There are other forms of rudeness.  Just recently, I was at a lunch with a group of strangers.  I can't give details of this lunch because I don't want anyone at my table to know I'm talking about them.  The people at the lunch were not the sort of people Amy Cheong would scoff at.  They were well-heeled and unlike Amy Cheong, probably did not know a thing about housing board flats or weddings held there.  They were all Singaporean Chinese.  When the shark's fin soup was served, my attention was engaged by a waitress who wanted to be sure that I was the one who had asked for a different soup since I have personal objection to the shark's fin industry.  Although I was busy talking to the waitress, I thought I heard the sound of someone slurping his soup but I dismissed it from my mind as something fanciful and improbable.  When the waitress had gone and I was left with my soup, the sound of slurping became unmistakeable.  It wasn't just a single isolated slurp but a chorus of slurping, with varying length and intensity.  I was too embarrassed to look and see who it was but I could tell from what I could hear that quite a few people were slurping up their soup noisily.  The chap seated next to me was at least polite enough to drink his soup properly.  I had to time myself so that I would only bring the soup to my lips when I was sure there wouldn't be anyone else doing that.  I didn't want the guy next to me to think the slurping came from me.  Obviously wealth has nothing to do with good manners and Amy Cheong's mockery of poor Malays who could not afford expensive wedding celebrations only goes to show she's got it all wrong.  It's the rude people one should make fun of.

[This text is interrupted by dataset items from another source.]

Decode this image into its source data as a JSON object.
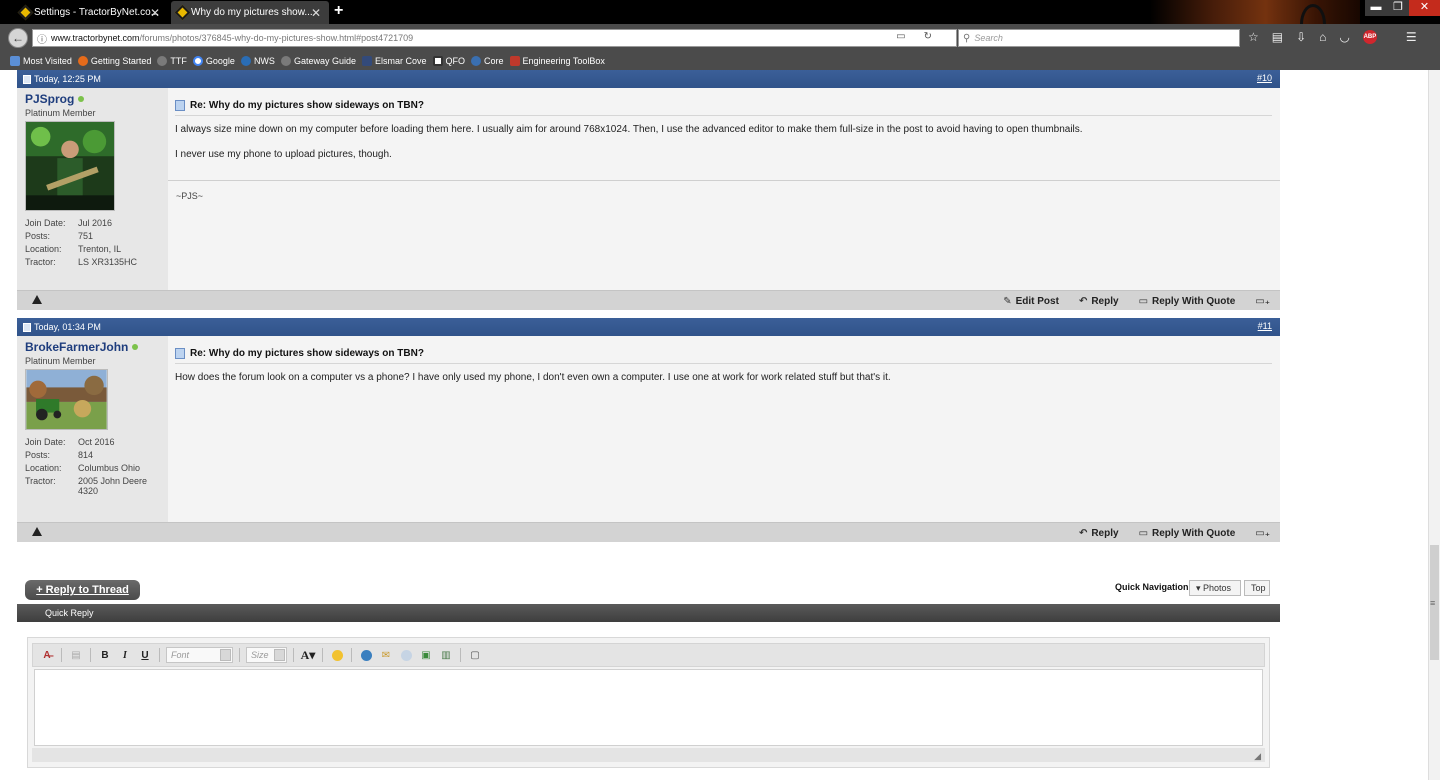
{
  "browser": {
    "tabs": [
      {
        "title": "Settings - TractorByNet.co..."
      },
      {
        "title": "Why do my pictures show..."
      }
    ],
    "url_domain": "www.tractorbynet.com",
    "url_path": "/forums/photos/376845-why-do-my-pictures-show.html#post4721709",
    "search_placeholder": "Search",
    "bookmarks": [
      {
        "label": "Most Visited",
        "color": "#5b8fd6"
      },
      {
        "label": "Getting Started",
        "color": "#e66b1a"
      },
      {
        "label": "TTF",
        "color": "#7a7a7a"
      },
      {
        "label": "Google",
        "color": "#4285f4"
      },
      {
        "label": "NWS",
        "color": "#2a6db5"
      },
      {
        "label": "Gateway Guide",
        "color": "#7a7a7a"
      },
      {
        "label": "Elsmar Cove",
        "color": "#334a7a"
      },
      {
        "label": "QFO",
        "color": "#ffffff"
      },
      {
        "label": "Core",
        "color": "#3a6fb0"
      },
      {
        "label": "Engineering ToolBox",
        "color": "#c0392b"
      }
    ]
  },
  "posts": [
    {
      "date": "Today, 12:25 PM",
      "number": "#10",
      "username": "PJSprog",
      "user_title": "Platinum Member",
      "info": [
        {
          "k": "Join Date:",
          "v": "Jul 2016"
        },
        {
          "k": "Posts:",
          "v": "751"
        },
        {
          "k": "Location:",
          "v": "Trenton, IL"
        },
        {
          "k": "Tractor:",
          "v": "LS XR3135HC"
        }
      ],
      "title": "Re: Why do my pictures show sideways on TBN?",
      "paragraphs": [
        "I always size mine down on my computer before loading them here. I usually aim for around 768x1024. Then, I use the advanced editor to make them full-size in the post to avoid having to open thumbnails.",
        "I never use my phone to upload pictures, though."
      ],
      "signature": "~PJS~",
      "actions": {
        "edit": "Edit Post",
        "reply": "Reply",
        "quote": "Reply With Quote"
      }
    },
    {
      "date": "Today, 01:34 PM",
      "number": "#11",
      "username": "BrokeFarmerJohn",
      "user_title": "Platinum Member",
      "info": [
        {
          "k": "Join Date:",
          "v": "Oct 2016"
        },
        {
          "k": "Posts:",
          "v": "814"
        },
        {
          "k": "Location:",
          "v": "Columbus Ohio"
        },
        {
          "k": "Tractor:",
          "v": "2005 John Deere 4320"
        }
      ],
      "title": "Re: Why do my pictures show sideways on TBN?",
      "paragraphs": [
        "How does the forum look on a computer vs a phone? I have only used my phone, I don't even own a computer. I use one at work for work related stuff but that's it."
      ],
      "actions": {
        "reply": "Reply",
        "quote": "Reply With Quote"
      }
    }
  ],
  "thread": {
    "reply_button": "+ Reply to Thread",
    "quick_nav_label": "Quick Navigation",
    "photos_button": "▾ Photos",
    "top_button": "Top"
  },
  "quick_reply": {
    "title": "Quick Reply",
    "font_placeholder": "Font",
    "size_placeholder": "Size"
  }
}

Rudeness is something we can't talk about openly.  I couldn't tell the people at my table that they were rude or advise my Singaporean neighbours to be more willing to greet the people they meet because to do so is itself rude.  It's only something you can rant and complain about in an anonymous blog like this.  It's the duty of a person's parents to teach him or her proper manners and sadly a lot of parents must have failed in this fundamental duty they owe to their children.

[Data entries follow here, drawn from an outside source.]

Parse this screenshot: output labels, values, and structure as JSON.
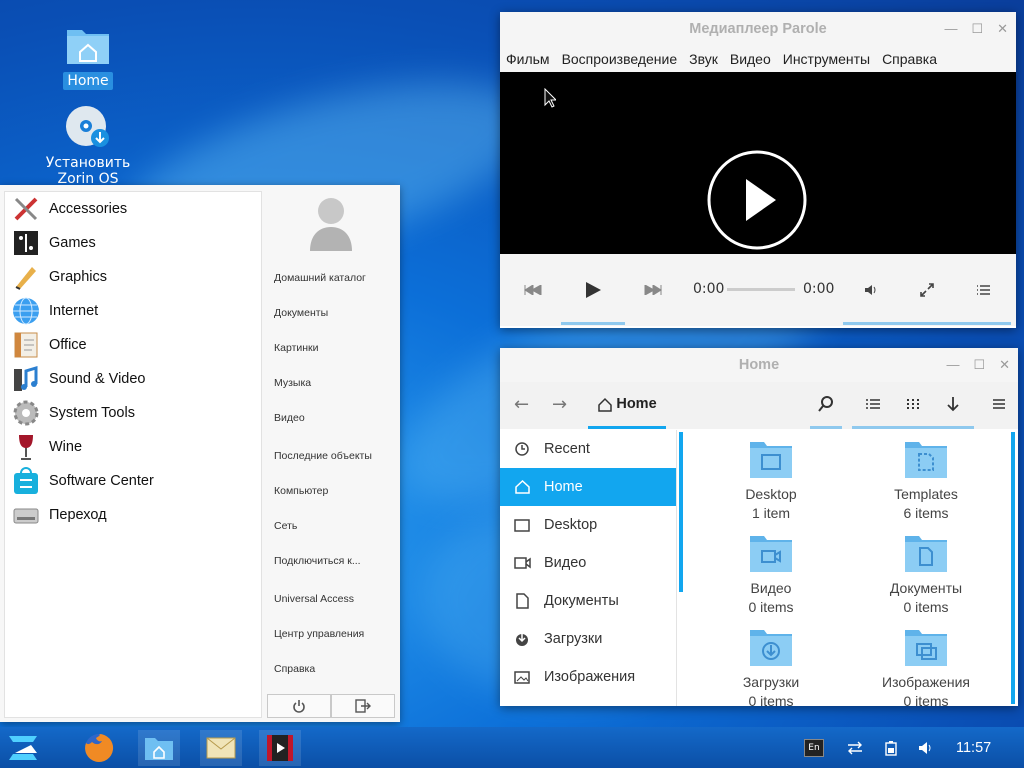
{
  "desktop": {
    "icons": [
      {
        "label": "Home",
        "icon": "home-folder-icon"
      },
      {
        "label": "Установить Zorin OS",
        "icon": "installer-disc-icon"
      }
    ]
  },
  "start_menu": {
    "categories": [
      {
        "label": "Accessories",
        "icon": "accessories-icon"
      },
      {
        "label": "Games",
        "icon": "games-icon"
      },
      {
        "label": "Graphics",
        "icon": "graphics-icon"
      },
      {
        "label": "Internet",
        "icon": "internet-globe-icon"
      },
      {
        "label": "Office",
        "icon": "office-icon"
      },
      {
        "label": "Sound & Video",
        "icon": "sound-video-icon"
      },
      {
        "label": "System Tools",
        "icon": "system-tools-gear-icon"
      },
      {
        "label": "Wine",
        "icon": "wine-glass-icon"
      },
      {
        "label": "Software Center",
        "icon": "software-center-icon"
      },
      {
        "label": "Переход",
        "icon": "drive-icon"
      }
    ],
    "places": [
      "Домашний каталог",
      "Документы",
      "Картинки",
      "Музыка",
      "Видео",
      "Последние объекты",
      "Компьютер",
      "Сеть",
      "Подключиться к...",
      "Universal Access",
      "Центр управления",
      "Справка"
    ]
  },
  "player": {
    "title": "Медиаплеер Parole",
    "menu": [
      "Фильм",
      "Воспроизведение",
      "Звук",
      "Видео",
      "Инструменты",
      "Справка"
    ],
    "time_current": "0:00",
    "time_total": "0:00"
  },
  "file_manager": {
    "title": "Home",
    "location": "Home",
    "sidebar": [
      {
        "label": "Recent",
        "icon": "clock-icon",
        "active": false
      },
      {
        "label": "Home",
        "icon": "home-icon",
        "active": true
      },
      {
        "label": "Desktop",
        "icon": "desktop-icon",
        "active": false
      },
      {
        "label": "Видео",
        "icon": "video-camera-icon",
        "active": false
      },
      {
        "label": "Документы",
        "icon": "document-icon",
        "active": false
      },
      {
        "label": "Загрузки",
        "icon": "download-icon",
        "active": false
      },
      {
        "label": "Изображения",
        "icon": "image-icon",
        "active": false
      }
    ],
    "folders": [
      {
        "name": "Desktop",
        "count": "1 item",
        "icon": "desktop-folder-icon"
      },
      {
        "name": "Templates",
        "count": "6 items",
        "icon": "templates-folder-icon"
      },
      {
        "name": "Видео",
        "count": "0 items",
        "icon": "video-folder-icon"
      },
      {
        "name": "Документы",
        "count": "0 items",
        "icon": "documents-folder-icon"
      },
      {
        "name": "Загрузки",
        "count": "0 items",
        "icon": "downloads-folder-icon"
      },
      {
        "name": "Изображения",
        "count": "0 items",
        "icon": "pictures-folder-icon"
      }
    ]
  },
  "taskbar": {
    "keyboard_layout": "En",
    "clock": "11:57"
  },
  "colors": {
    "accent": "#12a6ef",
    "folder": "#7cc3ef",
    "taskbar": "#0b58b5"
  }
}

Amy Cheong's facebook post was exceptionally rude.  Unlike poor table manners which will result in mere embarrassment to those at the table, her post was hurtful to poor people generally.   To say that the poor should be banned from getting married is worse than being merely rude.  But however we see her post, it still comes under the category of rudeness.  Aggravated rudeness, if you like, but still rudeness.  Rudeness is not a crime.

All this talk about the police taking action against Amy Cheong is unnecessary and may only serve to put Singapore in a bad light.  We aren't a police state and rudeness however hurtful is not a crime.

Our Penal Code has been amended to include a section which many have argued would enable Amy Cheong to be charged with an offence.  But there must be a "deliberate intention of wounding the religious or racial feelings of any person" before the Penal Code can be invoked.  It's very hard to pretend that what she posted had that deliberate intent.  Like I have argued in my previous post, she was more contemptuous of the poor and her rant was directed more against poor Malays than against Malays generally.  She's more an uncouth snob than a racist.  She's terribly rude and ill-bred but she's committed no crime.  Let's be very clear about this and not get carried away.


  1. Rudeness isn't a crime. I was shocked today to basically be told by a Singaporean that it is a crime to be rude and that Amos Yee deserved to go to jail. I'm a Christian and while I thought he was quite crass I agreed with a lot of what he said and didn't find it offensive. I don't live in Singapore but from what I've heard so far about Singapore it sounds like a dictatorship where everyone lives in fear of the State.

  2. I have a blog post that examines whether what Amos Yee said about Jesus was really incorrect:

    You can't be further from the truth if you think the Singapore government is dictatorial and everyone lives in fear. As things worsen in Europe and elsewhere, everyone seems to be more than willing to give an arm and a leg to live here.